Swapo Joins City Boss Hunt

THE failure by the Municipality of Windhoek to appoint the next chief executive officer has attracted the attention of the ruling party that is calling for a different approach to avoid creating a leadership vacuum when the incumbent leaves.

Swapo’s information and mobilisation officer for Khomas region Sacky Shanghala has suggested that the Windhoek municipality should headhunt for the next chief executive officer, because the current process has not yielded tangible results.

The municipality has, since the beginning of this year, struggled to recruit a new boss but has up to three weeks to fill the position before Niilo Taapopi’s extended term ends.

The municipality has, on two occasions, in the last four months aertised the position but it is still vacant.

“The interview processes have not yielded the vibrant, dynamic and visionary leadership we as a regional Swapo party leadership seek and believe can take the City of Windhoek forward at the required pace,” Shanghala told The Namibian last week.

Shanghala fears that there might be a leadership vacuum if the municipality fails to replace Taapopi.

“Windhoek is the seat of government and faces a number of challenges in its growth such as housing, land and development in the expanded metropolitan area,” he said.

The Namibian reported two weeks ago that the Okahandja municipality chief executive officer, Frans Enkali, and former director of elections Moses Ndjarakana were among the four shortlisted candidates vying for the post.

The other two were Windhoek municipality’s strategic executive for community services George Mayumbelo and Jerome Mouton, the chief executive officer at Namsov Fishing Enterprises.

Sources told The Namibian that Enkali emerged as the top candidate, but could not get the job allegedly because of investigations against him at Okahandja.

The municipality is understood to have told the four that they did not meet the requirements and that the local authority would re-start the recruitment process.

Enkali told The Namibian last week that he had received a letter aising him he had been unsuccessful but that was all. He also said the investigations being referred to were baseless and aimed at tarnishing his image.

Shanghala insisted that the municipality can refrain from the failed process of trying to get a CEO via another platform because “municipality’s personnel policy permits for head hunting and the councillors must just head hunt as time is running out”.

One of the names being put on the table by the Swapo Party for the municipal chief job is the former CEO of the Motor Vehicle Accident (MVA) Fund, Jerry Muadinohamba.

The incoming CEO will have to grapple with a city saddled with a growing population and tainted with corruption from several shady deals involving land.

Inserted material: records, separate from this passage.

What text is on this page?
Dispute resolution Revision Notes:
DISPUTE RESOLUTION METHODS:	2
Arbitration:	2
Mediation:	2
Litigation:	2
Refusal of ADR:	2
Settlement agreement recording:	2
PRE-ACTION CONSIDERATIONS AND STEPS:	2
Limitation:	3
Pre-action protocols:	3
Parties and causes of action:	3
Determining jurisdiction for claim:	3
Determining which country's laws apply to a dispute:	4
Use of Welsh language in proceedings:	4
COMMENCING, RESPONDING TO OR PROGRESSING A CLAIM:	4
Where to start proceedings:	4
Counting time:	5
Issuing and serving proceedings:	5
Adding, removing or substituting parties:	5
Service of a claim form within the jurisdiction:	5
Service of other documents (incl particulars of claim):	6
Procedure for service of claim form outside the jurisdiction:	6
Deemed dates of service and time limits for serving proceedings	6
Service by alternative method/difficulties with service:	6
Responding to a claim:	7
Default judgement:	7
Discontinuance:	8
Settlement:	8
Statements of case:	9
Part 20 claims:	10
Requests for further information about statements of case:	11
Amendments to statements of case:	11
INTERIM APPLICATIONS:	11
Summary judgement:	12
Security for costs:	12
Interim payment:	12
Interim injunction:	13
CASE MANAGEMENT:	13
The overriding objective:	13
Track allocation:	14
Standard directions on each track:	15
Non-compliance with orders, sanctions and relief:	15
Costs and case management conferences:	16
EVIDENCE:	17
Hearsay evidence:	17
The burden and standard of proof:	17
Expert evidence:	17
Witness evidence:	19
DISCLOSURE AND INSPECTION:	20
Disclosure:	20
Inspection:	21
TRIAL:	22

The Namibia Statistics Agency predicts that the population of the Khomas region would more than double the estimated 342 000 in 2011 to 645 000 in 2030.

The municipality is also affected by high housing prices, lack of serviced land and mushrooming informal settlements which has resulted in young people grabbing land in order to force the government to intervene with better solutions.

“We need a CEO who will also guide our councillors as much as heshe must lead the management. So we want a competent cadre nominated, so we can consult the leadership in good time. No more extensions, comrade Taapopi also deserves a rest,” Shanghala said.

The Namibian reported in 2004 that two of Windhoek’s senior councillors were pushing for the appointment of a ‘political candidate’ as CEO of the municipality.

Taapopi was appointed for a six-month stint to lead the municipality while the management searched for his replacement when he leaves on 16 December.

Taapopi declined to comment yesterday because he said he had not yet been briefed about the hunt for his successor by his management. Taapopi took charge of the municipality on 7 June 2004 from Martin Shipanga.

Meanwhile, sources at the municipality said the scramble to replace Agnes Kafula as mayor when she goes to parliament next year has begun.

Former mayor Elaine Trepper, her former deputy Gerson Kamatuka and Kafula’s deputy Muesee Kazapua are all mentioned as heading the race for the municipality’s top political job.